Allow Apps through Controlled Folder Access in Windows 11

This post shows steps for students and new users to allow apps through controlled folder access with Microsoft Defender Antivirus in Windows 11.

Controlled folder access helps protect your valuable data from malicious apps and threats like ransomware.

Occasionally, an app that is safe to use will be identified as harmful and blocked from accessing protected folders with Microsoft Defender Antivirus. When that happens, you can add the app to the list of safe or allowed apps to prevent it from being blocked next time.

Adding apps to access protected folders can help protect your data since only known apps can go through Microsoft Defender Antivirus-controlled folder access. Ransomware apps will also be blocked by default, preventing your data from being encrypted and locked by bad actors in Windows 11.

Below is how to set up app access to your protected folders so unauthorized or unsafe apps do not change files.

How to allow apps through controlled folder access in Windows 11

As mentioned above, Controlled folder access helps protect your valuable data from malicious apps and threats, such as ransomware.

You can add apps that are being blocked to protected folders in Windows 11. Below is how to configure apps for access.

Allow apps through the controlled access folder:

In the search box on the taskbar, type Windows Security and select Windows Security in the results list.

In Windows Security, select Virus & threat protection.

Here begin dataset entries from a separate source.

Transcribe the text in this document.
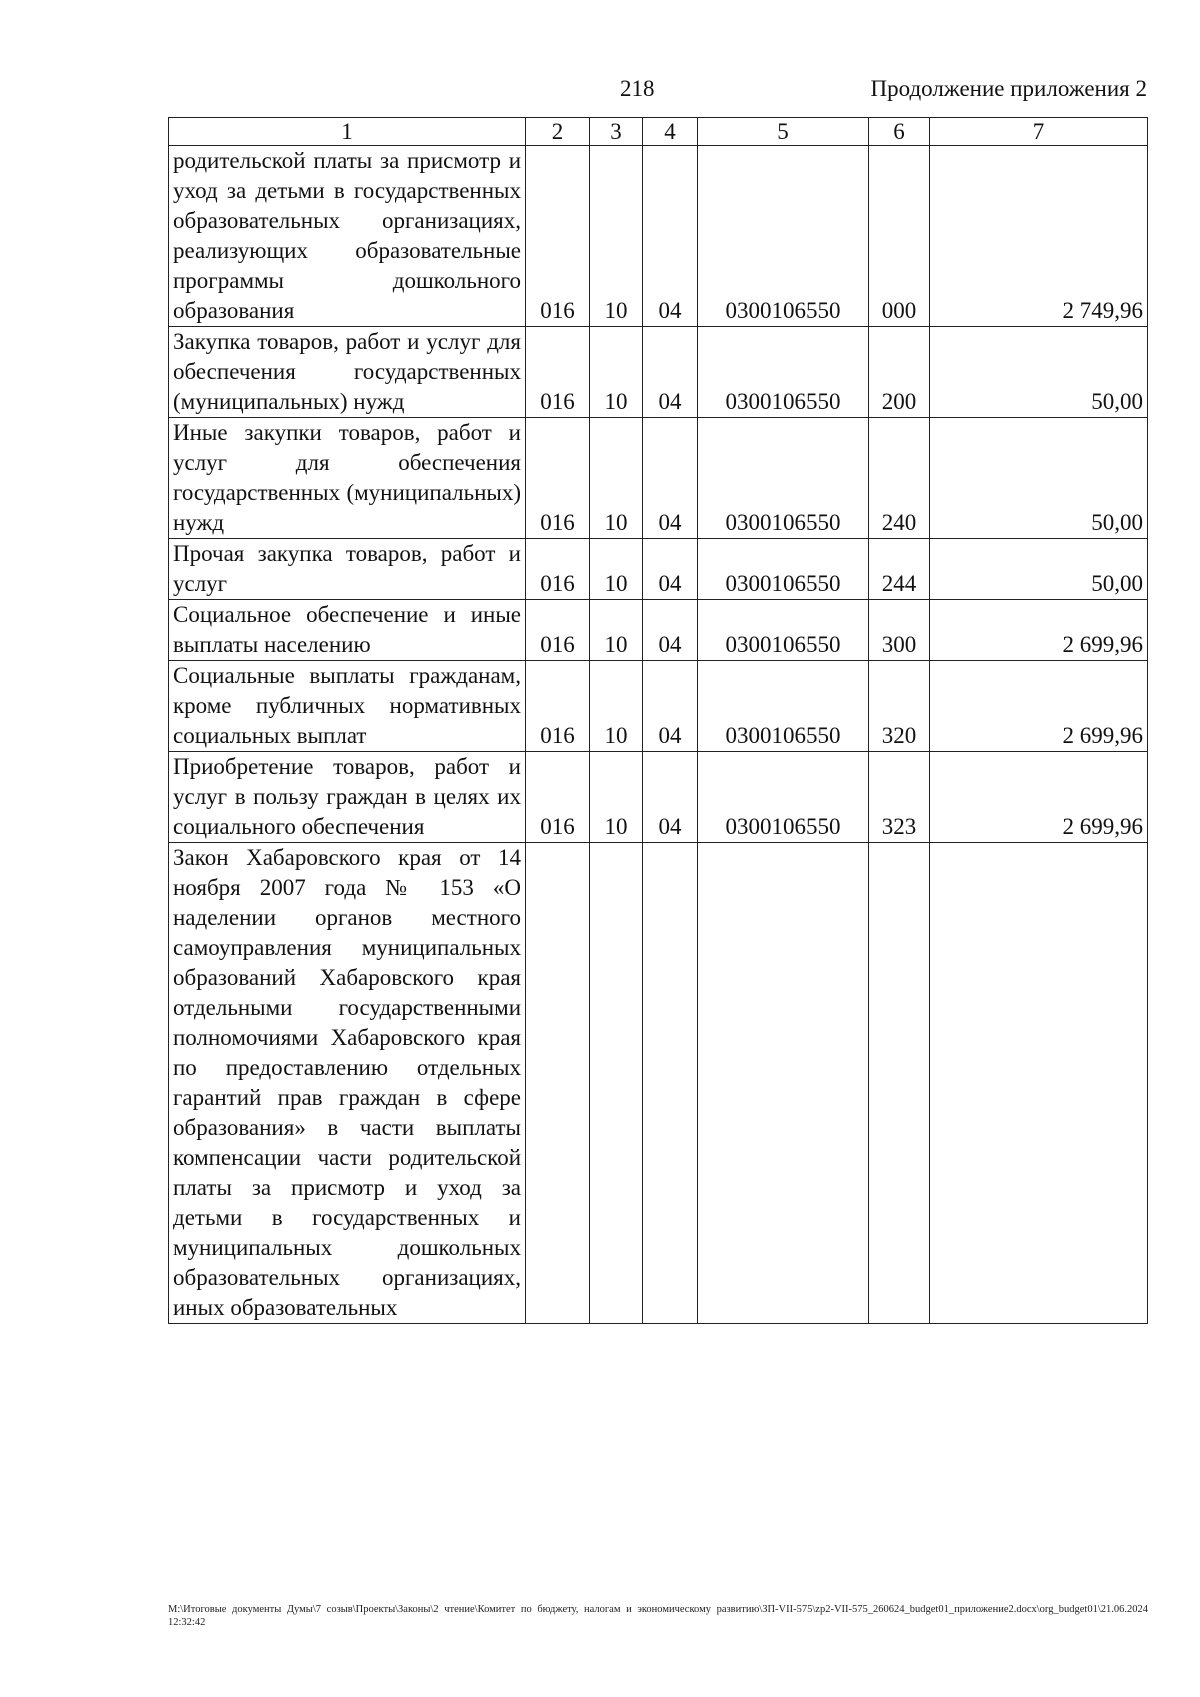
218	Продолжение приложения 2
1	2	3	4	5	6	7
родительской платы за присмотр и уход за детьми в государственных образовательных организациях, реализующих образовательные программы дошкольного образования	016	10	04	0300106550	000	2 749,96
Закупка товаров, работ и услуг для обеспечения государственных (муниципальных) нужд	016	10	04	0300106550	200	50,00
Иные закупки товаров, работ и услуг для обеспечения государственных (муниципальных) нужд	016	10	04	0300106550	240	50,00
Прочая закупка товаров, работ и услуг	016	10	04	0300106550	244	50,00
Социальное обеспечение и иные выплаты населению	016	10	04	0300106550	300	2 699,96
Социальные выплаты гражданам, кроме публичных нормативных социальных выплат	016	10	04	0300106550	320	2 699,96
Приобретение товаров, работ и услуг в пользу граждан в целях их социального обеспечения	016	10	04	0300106550	323	2 699,96
Закон Хабаровского края от 14 ноября 2007 года № 153 «О наделении органов местного самоуправления муниципальных образований Хабаровского края отдельными государственными полномочиями Хабаровского края по предоставлению отдельных гарантий прав граждан в сфере образования» в части выплаты компенсации части родительской платы за присмотр и уход за детьми в государственных и муниципальных дошкольных образовательных организациях, иных образовательных						
M:\Итоговые документы Думы\7 созыв\Проекты\Законы\2 чтение\Комитет по бюджету, налогам и экономическому развитию\ЗП-VII-575\zp2-VII-575_260624_budget01_приложение2.docx\org_budget01\21.06.2024 12:32:42
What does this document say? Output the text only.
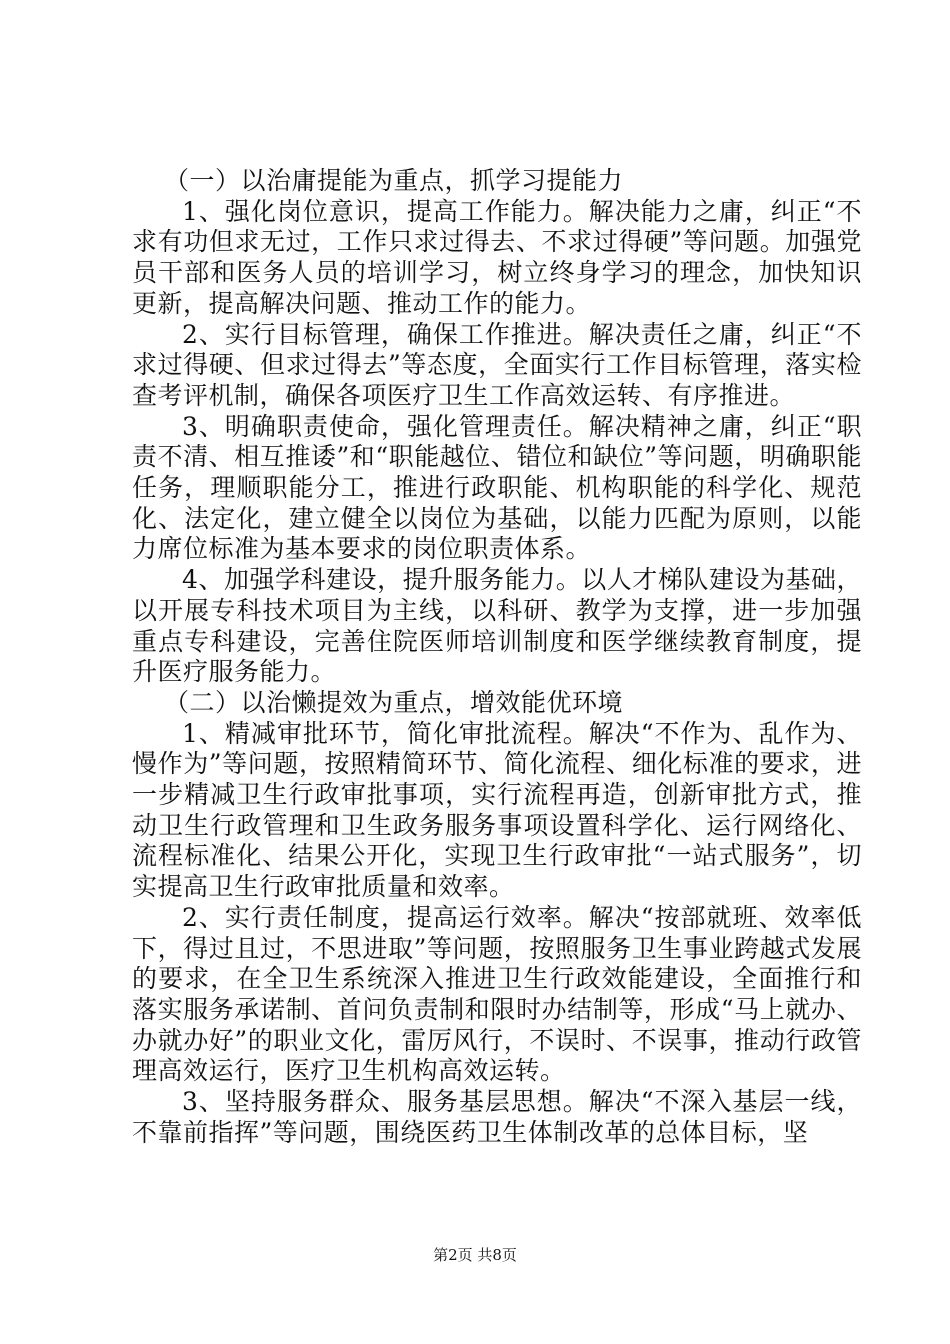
（一）以治庸提能为重点，抓学习提能力

1、强化岗位意识，提高工作能力。解决能力之庸，纠正“不求有功但求无过，工作只求过得去、不求过得硬”等问题。加强党员干部和医务人员的培训学习，树立终身学习的理念，加快知识更新，提高解决问题、推动工作的能力。

2、实行目标管理，确保工作推进。解决责任之庸，纠正“不求过得硬、但求过得去”等态度，全面实行工作目标管理，落实检查考评机制，确保各项医疗卫生工作高效运转、有序推进。

3、明确职责使命，强化管理责任。解决精神之庸，纠正“职责不清、相互推诿”和“职能越位、错位和缺位”等问题，明确职能任务，理顺职能分工，推进行政职能、机构职能的科学化、规范化、法定化，建立健全以岗位为基础，以能力匹配为原则，以能力席位标准为基本要求的岗位职责体系。

4、加强学科建设，提升服务能力。以人才梯队建设为基础，以开展专科技术项目为主线，以科研、教学为支撑，进一步加强重点专科建设，完善住院医师培训制度和医学继续教育制度，提升医疗服务能力。

（二）以治懒提效为重点，增效能优环境

1、精减审批环节，简化审批流程。解决“不作为、乱作为、慢作为”等问题，按照精简环节、简化流程、细化标准的要求，进一步精减卫生行政审批事项，实行流程再造，创新审批方式，推动卫生行政管理和卫生政务服务事项设置科学化、运行网络化、流程标准化、结果公开化，实现卫生行政审批“一站式服务”，切实提高卫生行政审批质量和效率。

2、实行责任制度，提高运行效率。解决“按部就班、效率低下，得过且过，不思进取”等问题，按照服务卫生事业跨越式发展的要求，在全卫生系统深入推进卫生行政效能建设，全面推行和落实服务承诺制、首问负责制和限时办结制等，形成“马上就办、办就办好”的职业文化，雷厉风行，不误时、不误事，推动行政管理高效运行，医疗卫生机构高效运转。

3、坚持服务群众、服务基层思想。解决“不深入基层一线，不靠前指挥”等问题，围绕医药卫生体制改革的总体目标，坚

第2页 共8页
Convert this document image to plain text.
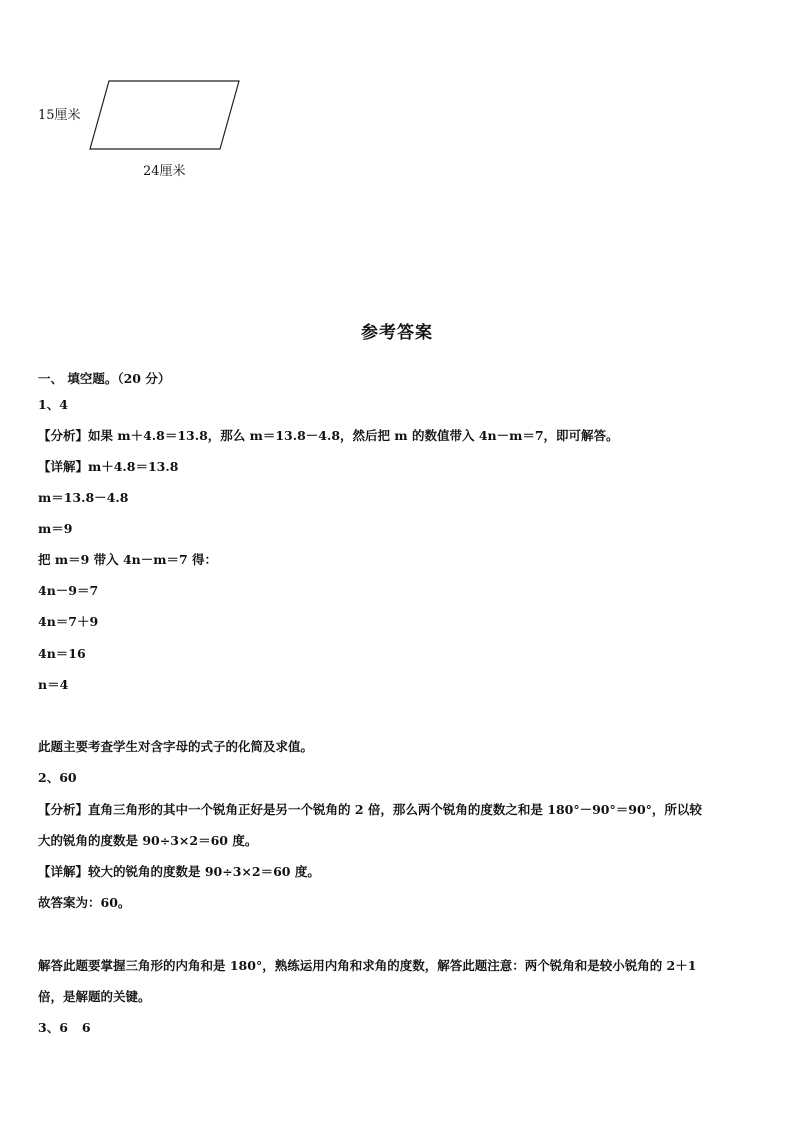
15厘米
24厘米
参考答案
一、 填空题。（20 分）
1、4
【分析】如果 m＋4.8＝13.8，那么 m＝13.8－4.8，然后把 m 的数值带入 4n－m＝7，即可解答。
【详解】m＋4.8＝13.8
m＝13.8－4.8
m＝9
把 m＝9 带入 4n－m＝7 得：
4n－9＝7
4n＝7＋9
4n＝16
n＝4
此题主要考查学生对含字母的式子的化简及求值。
2、60
【分析】直角三角形的其中一个锐角正好是另一个锐角的 2 倍，那么两个锐角的度数之和是 180°－90°＝90°，所以较
大的锐角的度数是 90÷3×2＝60 度。
【详解】较大的锐角的度数是 90÷3×2＝60 度。
故答案为：60。
解答此题要掌握三角形的内角和是 180°，熟练运用内角和求角的度数，解答此题注意：两个锐角和是较小锐角的 2＋1
倍，是解题的关键。
3、6 6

On the Virus & threat protection settings page, under Ransomware protection, select Manage ransomware settings.

Change the Controlled folder access setting to On or Off.

Under Controlled folder access, click on the link that reads: Allow an app through Controlled folder access as highlighted below:

Click on Add a protected folder button, navigate to and select the program executable you want to add, and click on Open.

To remove a folder from the list, select it and click Remove.

How to turn on or off cloud-delivered protection in Group Policy

In Windows 11, open Local Group Policy Editor by clicking on the Start menu and searching for Edit group policy, as highlighted below. Under Best match, select Edit group policy to launch Local Group Policy Editor.

In the left pane of Local Group Policy Editor, expand the tree: 

Computer Configuration>Administrative Templates>Windows Components>Microsoft Defender Antivirus>Microsoft Defender Exploit Guard>Controlled folder access

Then, in the Controlled Folder Access details pane on the right, locally and double-click Configure allowed applications.

Set Configure allowed applications setting option to Enabled.

In the options section, specify one of the following: Select Show and each folder you want to protect.

Specify each folder you want to protect on each line. An example is listed below. Enter the path of the folder under the Value name, and the Value data should be 0.

Select OK.

Close Local Group Policy Editor.

That should do it!

Conclusion:

• Controlled folder access is an essential feature in Windows 11 that protects your files from malicious apps, including ransomware.
• Adding safe apps to the list prevents them from being blocked, maintaining your workflow while ensuring data security.
• Follow the outlined steps to manage app permissions and protected folders easily.
• Regularly check and update the allowed apps list to keep your system safe from new threats.
• Familiarize yourself with the Windows Security app and Local Group Policy Editor for comprehensive control over your device’s security settings.